You don’t need to switch to apex/DDP to use automatic mixed-precision.
We recommend to use the PyTorch implementations of DDP and the native mixed-precision implementation via torch.cuda.amp.

Oh, I see. Thanks a lot! Didn’t know about the torch.cuda.amp
It works with the amp and I am able to fit a batch_size twice as big on the GPU now.
One question though, I’m actually experiencing a slowdown with the increase of batch_size
Is this expected behaviour? I was hoping to get the same step execution time, but a bigger batch_size so the epoch gets faster.

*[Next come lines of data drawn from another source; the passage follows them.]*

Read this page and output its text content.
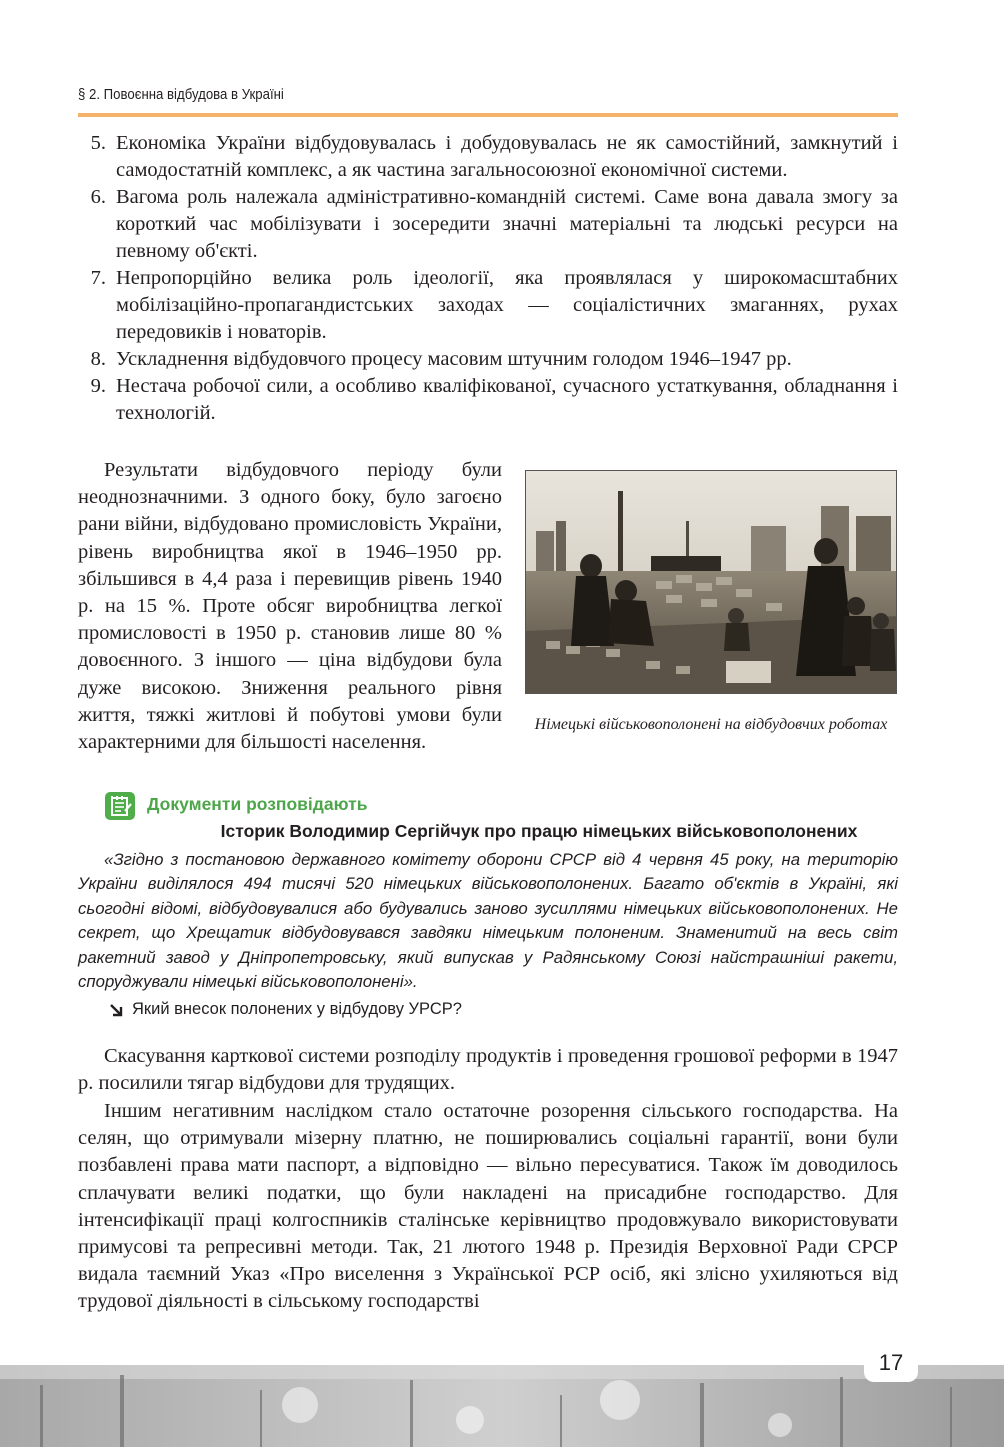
§ 2. Повоєнна відбудова в Україні
5. Економіка України відбудовувалась і добудовувалась не як самостійний, замкнутий і самодостатній комплекс, а як частина загальносоюзної економічної системи.
6. Вагома роль належала адміністративно-командній системі. Саме вона давала змогу за короткий час мобілізувати і зосередити значні матеріальні та людські ресурси на певному об'єкті.
7. Непропорційно велика роль ідеології, яка проявлялася у широкомасштабних мобілізаційно-пропагандистських заходах — соціалістичних змаганнях, рухах передовиків і новаторів.
8. Ускладнення відбудовчого процесу масовим штучним голодом 1946–1947 рр.
9. Нестача робочої сили, а особливо кваліфікованої, сучасного устаткування, обладнання і технологій.

Результати відбудовчого періоду були неоднозначними. З одного боку, було загоєно рани війни, відбудовано промисловість України, рівень виробництва якої в 1946–1950 рр. збільшився в 4,4 раза і перевищив рівень 1940 р. на 15 %. Проте обсяг виробництва легкої промисловості в 1950 р. становив лише 80 % довоєнного. З іншого — ціна відбудови була дуже високою. Зниження реального рівня життя, тяжкі житлові й побутові умови були характерними для більшості населення.

Німецькі військовополонені на відбудовчих роботах
Документи розповідають
Історик Володимир Сергійчук про працю німецьких військовополонених

«Згідно з постановою державного комітету оборони СРСР від 4 червня 45 року, на територію України виділялося 494 тисячі 520 німецьких військовополонених. Багато об'єктів в Україні, які сьогодні відомі, відбудовувалися або будувались заново зусиллями німецьких військовополонених. Не секрет, що Хрещатик відбудовувався завдяки німецьким полоненим. Знаменитий на весь світ ракетний завод у Дніпропетровську, який випускав у Радянському Союзі найстрашніші ракети, споруджували німецькі військовополонені».

Який внесок полонених у відбудову УРСР?

Скасування карткової системи розподілу продуктів і проведення грошової реформи в 1947 р. посилили тягар відбудови для трудящих.

Іншим негативним наслідком стало остаточне розорення сільського господарства. На селян, що отримували мізерну платню, не поширювались соціальні гарантії, вони були позбавлені права мати паспорт, а відповідно — вільно пересуватися. Також їм доводилось сплачувати великі податки, що були накладені на присадибне господарство. Для інтенсифікації праці колгоспників сталінське керівництво продовжувало використовувати примусові та репресивні методи. Так, 21 лютого 1948 р. Президія Верховної Ради СРСР видала таємний Указ «Про виселення з Української РСР осіб, які злісно ухиляються від трудової діяльності в сільському господарстві

17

It depends a bit where the current bottleneck is.
Using amp should reduce the execution time, if TensorCores can be used. However, increasing the batch size would also increase the time again. The net benefit depends on the achieved speedup through the usage of TensorCores vs. the increased workload.
That being said, increasing the batch size also increases the data loading time, since each worker has to load more samples now and your current setup might face a data loading bottleneck.
You could profile the data loading as shown in the ImageNet example and check, if this time decreases during the training, which would mean that all workers can preload the batches in the background while the GPU is busy with the training.

I did the profiling as you advised, and the dataloader is not the issue here (the time is almost the same)
But I noticed the per step slow down still is a speed up in terms of throughput. So now it takes x1.2 less time to process the same amount of objects than before. So I guess that’s how it’s supposed to be. Thanks a lot for your help!